The Company has accumulated a net operating loss carry forward (“NOL”) of approximately $17.9 million as of December 31, 2020 in the U.S. The U.S. NOL carry forward includes adjustments based on prior year assessments of $0.3 million due the assessment of tax losses carried forward. Net operating losses of $11.1 million expire from 2033 to 2037 and a further $6.8 million has an indefinite life. The company also has net operating loss carry forwards in Italy, Austria and Malta of approximately €0.11 million ($0.15 million) and in Canada of approximately CDN $0.4 million ($0.33 million). The use of these losses to reduce future income taxes will depend on the generation of sufficient taxable income prior to the expiration of the NOL. The Company periodically evaluates whether it is more likely than not that it will generate sufficient taxable income to realize the deferred income tax asset.
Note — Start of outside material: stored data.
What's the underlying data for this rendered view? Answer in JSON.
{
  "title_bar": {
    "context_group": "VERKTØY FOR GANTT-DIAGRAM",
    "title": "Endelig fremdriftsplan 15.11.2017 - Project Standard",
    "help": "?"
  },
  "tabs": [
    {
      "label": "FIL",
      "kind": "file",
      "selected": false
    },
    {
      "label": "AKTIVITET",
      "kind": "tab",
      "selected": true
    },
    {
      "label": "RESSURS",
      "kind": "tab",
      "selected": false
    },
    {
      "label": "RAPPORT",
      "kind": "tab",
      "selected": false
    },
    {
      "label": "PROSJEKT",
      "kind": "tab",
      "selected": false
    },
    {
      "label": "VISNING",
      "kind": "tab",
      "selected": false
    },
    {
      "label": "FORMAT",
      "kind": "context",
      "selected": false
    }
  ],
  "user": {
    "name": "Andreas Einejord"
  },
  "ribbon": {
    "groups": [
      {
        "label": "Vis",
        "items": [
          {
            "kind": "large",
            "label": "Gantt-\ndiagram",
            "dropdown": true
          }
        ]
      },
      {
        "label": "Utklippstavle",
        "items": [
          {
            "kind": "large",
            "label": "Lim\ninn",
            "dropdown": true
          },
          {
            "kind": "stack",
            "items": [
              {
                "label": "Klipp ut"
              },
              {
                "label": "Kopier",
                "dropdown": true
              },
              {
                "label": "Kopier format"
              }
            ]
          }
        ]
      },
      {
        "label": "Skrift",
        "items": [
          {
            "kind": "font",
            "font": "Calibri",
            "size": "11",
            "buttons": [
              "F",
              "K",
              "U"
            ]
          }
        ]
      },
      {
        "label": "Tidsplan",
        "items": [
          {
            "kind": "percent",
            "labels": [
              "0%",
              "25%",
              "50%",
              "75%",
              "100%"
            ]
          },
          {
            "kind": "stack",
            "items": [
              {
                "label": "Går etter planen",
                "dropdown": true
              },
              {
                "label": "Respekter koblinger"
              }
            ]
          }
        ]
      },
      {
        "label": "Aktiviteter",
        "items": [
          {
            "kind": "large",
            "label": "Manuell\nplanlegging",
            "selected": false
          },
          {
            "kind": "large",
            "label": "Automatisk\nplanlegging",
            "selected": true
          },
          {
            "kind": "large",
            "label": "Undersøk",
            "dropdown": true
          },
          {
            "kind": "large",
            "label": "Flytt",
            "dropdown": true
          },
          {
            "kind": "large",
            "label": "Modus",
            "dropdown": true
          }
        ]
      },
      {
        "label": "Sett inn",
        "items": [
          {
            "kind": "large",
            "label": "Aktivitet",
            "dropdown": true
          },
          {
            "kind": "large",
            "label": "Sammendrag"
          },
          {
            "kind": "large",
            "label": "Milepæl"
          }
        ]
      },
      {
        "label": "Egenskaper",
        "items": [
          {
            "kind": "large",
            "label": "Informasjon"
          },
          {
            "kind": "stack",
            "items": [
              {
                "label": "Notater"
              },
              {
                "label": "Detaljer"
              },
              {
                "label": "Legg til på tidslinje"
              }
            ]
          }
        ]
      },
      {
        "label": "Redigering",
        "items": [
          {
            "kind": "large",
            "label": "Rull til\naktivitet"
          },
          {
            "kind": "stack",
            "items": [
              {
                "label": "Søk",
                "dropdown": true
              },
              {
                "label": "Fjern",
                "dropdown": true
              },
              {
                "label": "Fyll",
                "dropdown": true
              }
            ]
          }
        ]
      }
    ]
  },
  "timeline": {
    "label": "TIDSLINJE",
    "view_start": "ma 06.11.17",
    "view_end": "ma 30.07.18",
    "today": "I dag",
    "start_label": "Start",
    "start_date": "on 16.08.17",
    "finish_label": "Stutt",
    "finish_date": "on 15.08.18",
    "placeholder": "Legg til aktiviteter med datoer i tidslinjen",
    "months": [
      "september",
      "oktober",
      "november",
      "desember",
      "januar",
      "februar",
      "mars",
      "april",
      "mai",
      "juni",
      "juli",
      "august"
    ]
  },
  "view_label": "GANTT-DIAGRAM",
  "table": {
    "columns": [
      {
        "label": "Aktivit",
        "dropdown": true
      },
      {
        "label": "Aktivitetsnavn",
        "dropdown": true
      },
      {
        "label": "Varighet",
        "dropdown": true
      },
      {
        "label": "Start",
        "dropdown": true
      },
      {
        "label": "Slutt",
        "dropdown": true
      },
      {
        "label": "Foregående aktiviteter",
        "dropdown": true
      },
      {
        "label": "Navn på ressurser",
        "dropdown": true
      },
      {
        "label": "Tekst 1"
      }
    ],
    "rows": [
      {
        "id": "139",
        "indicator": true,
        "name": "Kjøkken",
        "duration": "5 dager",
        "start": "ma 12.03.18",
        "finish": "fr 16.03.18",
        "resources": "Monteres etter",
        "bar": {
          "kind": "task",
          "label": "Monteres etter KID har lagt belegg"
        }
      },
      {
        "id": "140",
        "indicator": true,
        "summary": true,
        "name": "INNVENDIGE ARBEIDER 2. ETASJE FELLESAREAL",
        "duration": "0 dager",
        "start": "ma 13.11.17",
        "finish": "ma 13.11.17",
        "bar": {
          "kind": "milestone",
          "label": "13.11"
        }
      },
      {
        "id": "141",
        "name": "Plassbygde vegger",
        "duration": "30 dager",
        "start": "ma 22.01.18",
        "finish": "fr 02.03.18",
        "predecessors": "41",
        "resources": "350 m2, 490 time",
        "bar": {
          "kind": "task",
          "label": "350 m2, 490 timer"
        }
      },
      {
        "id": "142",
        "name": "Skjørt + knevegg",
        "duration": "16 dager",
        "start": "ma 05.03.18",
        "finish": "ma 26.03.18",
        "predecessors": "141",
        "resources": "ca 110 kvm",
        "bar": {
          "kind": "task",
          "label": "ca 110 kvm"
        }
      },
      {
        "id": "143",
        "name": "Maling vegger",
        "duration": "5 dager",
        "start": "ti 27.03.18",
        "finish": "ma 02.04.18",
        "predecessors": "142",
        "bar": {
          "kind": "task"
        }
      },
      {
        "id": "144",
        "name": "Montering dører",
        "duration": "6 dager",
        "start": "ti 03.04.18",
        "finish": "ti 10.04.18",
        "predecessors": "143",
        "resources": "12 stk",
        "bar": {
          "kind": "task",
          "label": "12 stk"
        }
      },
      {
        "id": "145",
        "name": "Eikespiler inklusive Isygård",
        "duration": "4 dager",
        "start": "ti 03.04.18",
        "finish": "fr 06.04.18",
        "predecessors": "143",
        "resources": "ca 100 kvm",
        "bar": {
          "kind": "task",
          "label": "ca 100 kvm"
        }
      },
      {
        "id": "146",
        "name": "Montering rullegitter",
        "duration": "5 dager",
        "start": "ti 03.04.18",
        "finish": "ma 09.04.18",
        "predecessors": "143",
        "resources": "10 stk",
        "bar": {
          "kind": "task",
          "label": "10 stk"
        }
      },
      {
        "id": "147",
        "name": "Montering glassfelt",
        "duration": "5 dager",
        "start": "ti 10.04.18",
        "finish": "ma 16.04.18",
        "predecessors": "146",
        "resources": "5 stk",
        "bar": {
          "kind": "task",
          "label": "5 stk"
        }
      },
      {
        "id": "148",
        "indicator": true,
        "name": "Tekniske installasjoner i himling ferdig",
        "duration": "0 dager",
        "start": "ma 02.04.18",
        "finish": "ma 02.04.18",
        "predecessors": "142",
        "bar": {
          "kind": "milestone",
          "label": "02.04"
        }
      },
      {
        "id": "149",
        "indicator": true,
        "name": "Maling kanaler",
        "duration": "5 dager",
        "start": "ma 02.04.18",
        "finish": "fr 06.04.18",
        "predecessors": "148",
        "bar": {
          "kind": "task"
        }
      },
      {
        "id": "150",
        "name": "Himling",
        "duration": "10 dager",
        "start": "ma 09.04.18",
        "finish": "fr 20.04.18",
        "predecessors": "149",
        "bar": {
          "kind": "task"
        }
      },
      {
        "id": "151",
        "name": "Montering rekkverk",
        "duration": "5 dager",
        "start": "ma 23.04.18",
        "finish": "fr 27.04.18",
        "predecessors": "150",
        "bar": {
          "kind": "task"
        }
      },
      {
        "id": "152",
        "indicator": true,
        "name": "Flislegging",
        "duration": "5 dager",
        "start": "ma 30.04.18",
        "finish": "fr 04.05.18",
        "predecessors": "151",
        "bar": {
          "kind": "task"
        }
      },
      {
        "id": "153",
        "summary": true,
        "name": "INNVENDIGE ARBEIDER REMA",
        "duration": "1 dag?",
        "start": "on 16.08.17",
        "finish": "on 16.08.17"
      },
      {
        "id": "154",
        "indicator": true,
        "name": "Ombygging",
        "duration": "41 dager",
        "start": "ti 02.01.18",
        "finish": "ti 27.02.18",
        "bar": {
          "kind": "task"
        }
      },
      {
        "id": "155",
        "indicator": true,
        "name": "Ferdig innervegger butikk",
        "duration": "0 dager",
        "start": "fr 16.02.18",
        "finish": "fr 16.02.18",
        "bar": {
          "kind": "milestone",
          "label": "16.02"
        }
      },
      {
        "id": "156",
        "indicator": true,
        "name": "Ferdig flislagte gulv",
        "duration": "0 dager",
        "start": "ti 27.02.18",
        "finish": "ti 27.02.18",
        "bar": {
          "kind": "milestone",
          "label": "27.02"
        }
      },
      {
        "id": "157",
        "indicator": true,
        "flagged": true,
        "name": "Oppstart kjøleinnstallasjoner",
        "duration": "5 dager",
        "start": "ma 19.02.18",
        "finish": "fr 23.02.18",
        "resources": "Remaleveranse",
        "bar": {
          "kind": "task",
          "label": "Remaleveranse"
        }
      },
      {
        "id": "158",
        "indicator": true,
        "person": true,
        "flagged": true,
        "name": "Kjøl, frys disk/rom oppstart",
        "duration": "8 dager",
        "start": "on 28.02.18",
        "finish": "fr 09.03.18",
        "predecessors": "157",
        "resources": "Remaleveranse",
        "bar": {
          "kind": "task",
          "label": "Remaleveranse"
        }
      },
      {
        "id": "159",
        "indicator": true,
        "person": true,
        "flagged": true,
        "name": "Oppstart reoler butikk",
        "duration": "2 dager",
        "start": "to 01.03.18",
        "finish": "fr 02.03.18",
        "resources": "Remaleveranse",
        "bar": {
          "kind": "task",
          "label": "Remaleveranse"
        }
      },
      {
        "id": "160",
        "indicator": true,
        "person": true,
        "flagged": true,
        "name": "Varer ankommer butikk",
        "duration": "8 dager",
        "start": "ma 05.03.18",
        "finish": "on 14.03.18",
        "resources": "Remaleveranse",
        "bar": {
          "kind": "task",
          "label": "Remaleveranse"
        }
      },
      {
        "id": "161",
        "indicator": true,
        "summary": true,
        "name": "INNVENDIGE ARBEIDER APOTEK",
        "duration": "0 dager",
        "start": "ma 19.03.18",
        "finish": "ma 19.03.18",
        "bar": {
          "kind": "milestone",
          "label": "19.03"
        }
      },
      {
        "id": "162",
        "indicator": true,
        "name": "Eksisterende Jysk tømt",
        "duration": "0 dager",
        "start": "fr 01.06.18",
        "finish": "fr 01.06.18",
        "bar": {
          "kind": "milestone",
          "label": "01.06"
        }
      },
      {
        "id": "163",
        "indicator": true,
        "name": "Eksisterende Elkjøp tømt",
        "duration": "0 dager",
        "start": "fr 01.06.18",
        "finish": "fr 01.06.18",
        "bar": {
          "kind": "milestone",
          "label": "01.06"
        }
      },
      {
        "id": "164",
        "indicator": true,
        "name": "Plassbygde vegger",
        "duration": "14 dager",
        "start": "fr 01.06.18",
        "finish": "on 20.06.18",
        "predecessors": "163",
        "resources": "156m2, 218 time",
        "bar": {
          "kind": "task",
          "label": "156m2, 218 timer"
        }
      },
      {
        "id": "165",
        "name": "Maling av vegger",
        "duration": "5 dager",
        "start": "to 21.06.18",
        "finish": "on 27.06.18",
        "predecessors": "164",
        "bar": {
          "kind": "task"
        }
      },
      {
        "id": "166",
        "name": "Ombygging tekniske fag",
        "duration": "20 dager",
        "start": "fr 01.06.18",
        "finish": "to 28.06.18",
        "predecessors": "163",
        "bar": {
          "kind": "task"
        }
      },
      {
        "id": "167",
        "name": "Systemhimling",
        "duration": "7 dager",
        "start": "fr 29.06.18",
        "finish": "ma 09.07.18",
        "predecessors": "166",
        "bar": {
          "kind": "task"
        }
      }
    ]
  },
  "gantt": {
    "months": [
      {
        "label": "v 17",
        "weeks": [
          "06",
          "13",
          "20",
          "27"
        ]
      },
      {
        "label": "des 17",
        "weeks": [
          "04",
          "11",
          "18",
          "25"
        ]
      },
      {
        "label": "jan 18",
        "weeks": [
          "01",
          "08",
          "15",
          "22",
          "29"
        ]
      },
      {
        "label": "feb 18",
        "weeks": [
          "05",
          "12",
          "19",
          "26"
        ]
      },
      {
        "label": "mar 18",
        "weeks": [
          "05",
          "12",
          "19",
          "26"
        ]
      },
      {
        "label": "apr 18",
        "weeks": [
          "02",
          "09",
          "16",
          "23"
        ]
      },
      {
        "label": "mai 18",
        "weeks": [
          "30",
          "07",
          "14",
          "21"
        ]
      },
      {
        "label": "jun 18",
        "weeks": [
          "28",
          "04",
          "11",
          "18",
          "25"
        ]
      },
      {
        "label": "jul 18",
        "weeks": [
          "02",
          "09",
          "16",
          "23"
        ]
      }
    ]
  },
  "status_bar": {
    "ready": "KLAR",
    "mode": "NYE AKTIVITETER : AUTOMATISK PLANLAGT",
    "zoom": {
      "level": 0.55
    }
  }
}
At the present time, management cannot presently determine when the Company will be able to generate sufficient taxable income to realize the deferred tax asset; accordingly, a 100% valuation allowance has been established to offset the asset.

 

Utilization of NOLs are subject to limitation due to any ownership change (as defined under Section 382 of the Internal Revenue Code of 1986) which resulted in a change in business direction. Unused limitations may be carried over to future years until the NOLs expire. Utilization of NOLs may also be limited in any one year by alternative minimum tax rules.

 

Under Italian tax law, the operating loss carryforwards available for offset against future profits can be used indefinitely. Operating loss carryforwards are only available for offset against national income tax, up to the limit of 80% of taxable annual income. This restriction does not apply to the operating loss incurred in the first three years of the Company's activity, which are therefore available for 100% offsetting.

  

Under Austrian tax law, the operating loss carryforwards available for offset against future profits can be used indefinitely. Operating loss carryforwards are only available for offset against national income tax, up to the limit of 75% of taxable annual income.

 

Under Canadian tax law, the operating loss carryforwards available for offset against future profits can be used indefinitely.

 

The provisions for income taxes consist of currently payable income tax in Italy, Malta and Austria and deferred tax movements on intangible assets.

 

The provisions for income taxes are summarized as follows:

 

   

December 31,

2020

 

December 31,

2019

Current   $ (837,973 )   $ (683,830 )
Withholding tax     (162,112 )     —    
Deferred     93,441       85,654  
Total   $ (906,644 )   $ (598,176 )

 

The tax effects of temporary differences that give rise to the Company’s net deferred tax assets and liabilities are as follows:

 

    December 31, 2020   December 31, 2019
Working capital movements   $ 693,465     $ 641,089  
Plant and equipment     6,925       —   
Net loss carryforward - Foreign     135,568       119,251  
Net loss carryforward - US     3,752,678       3,505,182  
      4,588,636       4,265,522  
Less valuation allowance     (4,588,636 )     (4,265,522 )
Deferred tax assets   $       $ —   
                 
Intangible assets   $ (1,222,514 )   $ (1,315,954 )
Deferred Tax Liability   $ (1,222,514 )   $ (1,315,954 )

  

The Net loss carry forward for US entities includes an adjustment of $0.3 million based on taxation assessments which differed to the amounts originally provided for.

 

The following tax years remain subject to examination:

 

USA: Generally three years from the date of tax return filing which is currently the 2018 to 2020 tax years.
Italy: Generally five years from the date of filing which is currently the 2016 to 2020 tax years.
Austria: Generally tax years 2019 and 2020.
Malta: Eight years from fiscal year end which is currently 2013 to 2020.
Colombia: Three years in the case of taxable profits and five years where taxable losses are realized.

 

The Company is not currently under examination and it has not been notified of a pending examination.

 

There are no unrecognized tax benefits.